Most of the talk I’d heard of the S2000 was positive but the one fault that came up in conversation several times was steering feel, but to my novice hands the Honda steering felt great. Quick and light but with enough weight to give the car a real sport scar feel the S2000 steered like a champion, and when the wheel was flicked in one direction the car responded instantly darting eagerly toward the destination of choice. The suspension was taught but not overly so giving the driver a good indication of road quality without requiring back realignment after a drive. The relatively light curb weight of 2800 lbs with near 50/50 front to back weight distribution added to overall sprightly feel of the car.

With a stiff suspension and not a lot of weight to lug around the S2000 has some real handling prowess, but with 200 plus horsepower on tap the car is also prone to a bit of over steer. That is why the latest version of the S2000 comes with a defeatable traction control called Vehicle Stability Assist (VSA). I got a chance to check this feature out on a wet day entering a hard right hand corner. Down shifting to second gear I stood on the throttle into to the turn and the rear of the S2000 instantly began to rotate. Before I could begin my steering correction I felt the VSA kick in and the power momentarily cut off allowing the car to resume its intended line. For those wishing to really drift the car a quick push of a button will turn the VSA off and give the driver full control, or full out of control, of the vehicle.

The cool thing about the S2000 is that it did all of the non-sports car stuff really well too. The power top was quick and easy to use. The stereo and climate controls were amazingly simple to operate and quite effective (take note BMW). The race inspired gauge display, while a little different at first, relayed all the necessary information in a very intuitive manner. Even the gas mileage was pretty good, especially considering the amount the car saw its redline while I was behind the wheel.

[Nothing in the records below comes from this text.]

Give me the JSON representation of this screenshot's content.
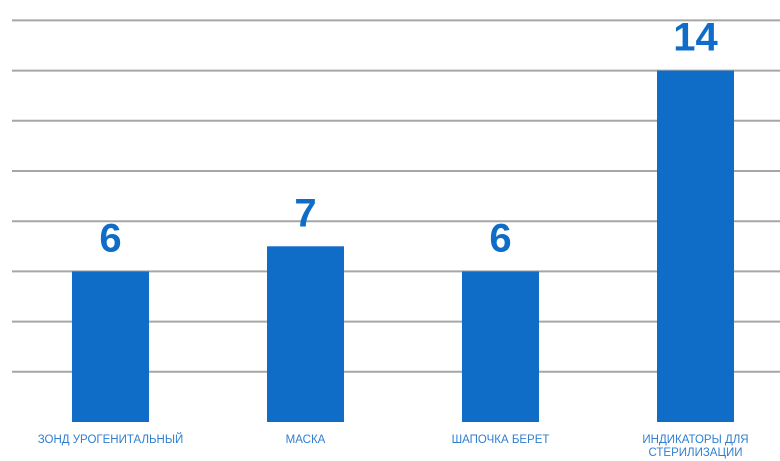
{
  "chart_data": {
    "type": "bar",
    "categories": [
      [
        "ЗОНД УРОГЕНИТАЛЬНЫЙ"
      ],
      [
        "МАСКА"
      ],
      [
        "ШАПОЧКА БЕРЕТ"
      ],
      [
        "ИНДИКАТОРЫ ДЛЯ",
        "СТЕРИЛИЗАЦИИ"
      ]
    ],
    "values": [
      6,
      7,
      6,
      14
    ],
    "data_labels": [
      "6",
      "7",
      "6",
      "14"
    ],
    "title": "",
    "xlabel": "",
    "ylabel": "",
    "ylim": [
      0,
      14
    ],
    "grid": true,
    "legend": "none",
    "colors": {
      "bar": "#0f6dc8",
      "label": "#0f6dc8",
      "category": "#2f7fd0",
      "grid": "#a6a6a6"
    }
  }
}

Overall the S2000 more than lived up to my expectations. While it took awhile for me to warm up to the car, once I did I never wanted to get out. Honda deserves high marks for this little convertible. Priced at $34,000 the stylish and fun S2000 is not cheap, but the car continues to sell well and has attracted quite a following. In its price range this is certainly one of the best pure sports cars you can buy.